Hukukçu kimliğine sahip bir Cumhuriyet kadını olarak; bağımsız yargıdan, hukukun üstünlüğünden, haktan ve adaletten yana, ülkemiz, mesleğimiz ve toplum için yaptığım her çalışmada; Atatürk’e ve Cumhuriyete borçlu olduğumu bilmekteyim.
Cumhuriyet; kadınların ve tüm yurttaşların her alanda eşit olmasıdır. Atatürk, Türk kadınına her zaman güvenmiş ve kadının toplumdaki rolünü önemsemiştir. “Dünya yüzünde gördüğümüz her şey kadının eseridir” diyerek kadını yüceltmiştir. Türk kadını, Kurtuluş Savaşı’nda verdiği mücadeleyle bu güvene layık olduğunu göstermiştir. Cumhuriyet’in daha ilk yıllarında kadınlara sosyal ve siyasi haklar tanınmıştır. 1926 yılında Medeni Kanunu’nun kabulüyle kadın, eşit yurttaş sayılmıştır. Belediye seçimleri ile muhtar ve ihtiyar kuruluna seçme ve seçilme hakkının ardından 5 Aralık 1934’te 1924 Anayasası’nın 10 ve 11. maddelerinde yapılan değişikliklerle kadınlara Avrupa’daki pek çok ülkeden önce seçme ve seçilme hakkı tanınmıştır.

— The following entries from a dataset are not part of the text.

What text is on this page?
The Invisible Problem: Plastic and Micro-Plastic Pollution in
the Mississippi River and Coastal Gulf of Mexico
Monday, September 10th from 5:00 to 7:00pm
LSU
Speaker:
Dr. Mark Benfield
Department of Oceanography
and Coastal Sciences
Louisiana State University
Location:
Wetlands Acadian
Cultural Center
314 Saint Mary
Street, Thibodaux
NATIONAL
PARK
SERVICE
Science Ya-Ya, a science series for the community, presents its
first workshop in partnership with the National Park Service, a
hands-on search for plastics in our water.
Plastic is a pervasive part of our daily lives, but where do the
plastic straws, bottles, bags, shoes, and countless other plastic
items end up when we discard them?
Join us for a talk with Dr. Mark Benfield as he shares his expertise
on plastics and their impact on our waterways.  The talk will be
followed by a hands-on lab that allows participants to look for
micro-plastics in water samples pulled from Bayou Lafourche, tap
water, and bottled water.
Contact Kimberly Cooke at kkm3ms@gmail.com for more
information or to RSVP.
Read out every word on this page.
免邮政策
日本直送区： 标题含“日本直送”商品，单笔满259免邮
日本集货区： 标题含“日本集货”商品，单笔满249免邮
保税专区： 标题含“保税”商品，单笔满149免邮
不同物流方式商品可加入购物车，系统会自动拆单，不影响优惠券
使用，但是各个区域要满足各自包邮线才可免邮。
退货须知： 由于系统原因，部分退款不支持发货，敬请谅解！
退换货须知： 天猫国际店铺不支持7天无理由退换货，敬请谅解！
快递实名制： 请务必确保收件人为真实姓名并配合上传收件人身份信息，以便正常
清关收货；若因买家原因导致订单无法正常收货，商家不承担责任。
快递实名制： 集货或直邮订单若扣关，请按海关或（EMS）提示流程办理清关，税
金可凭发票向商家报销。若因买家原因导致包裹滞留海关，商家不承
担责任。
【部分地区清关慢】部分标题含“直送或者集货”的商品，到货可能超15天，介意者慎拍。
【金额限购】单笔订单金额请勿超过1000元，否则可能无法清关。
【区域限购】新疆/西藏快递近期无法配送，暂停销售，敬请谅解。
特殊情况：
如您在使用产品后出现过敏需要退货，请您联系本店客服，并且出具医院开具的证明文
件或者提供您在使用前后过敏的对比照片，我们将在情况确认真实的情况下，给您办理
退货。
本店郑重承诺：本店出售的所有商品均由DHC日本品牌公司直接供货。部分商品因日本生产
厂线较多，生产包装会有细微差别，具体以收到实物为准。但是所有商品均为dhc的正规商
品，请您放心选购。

Cumhuriyet’in temel ilkeleri arasında kadın hakları için çok önemli olan laiklik ilkesidir. Cumhuriyet, Türk kadınına toplumsal hayatta, eğitimde, çalışma hayatında, siyasette her alanda eşitliği öngörerek kazanımlar getirmiştir. Atatürk, aklı ve bilimi rehber edinen ve toplumu da Cumhuriyetin temel ilkeleriyle şekillendirmiş bir önderdir. Türkiye’nin ilk kadın avukatı Süreyya Ağaoğlu gibi rol model kadınların yetişmesini desteklemiştir. Birçok kazanımının uygulamada geriye götürüldüğü Cumhuriyetimizi her zamankinden daha fazla savunmak ve daha ileriyi taşımak bütün yurttaşların öncelikli görevidir. Cumhuriyetimiz sonsuza kadar yaşayacaktır. 29 Ekim Cumhuriyet Bayramımız kutlu olsun.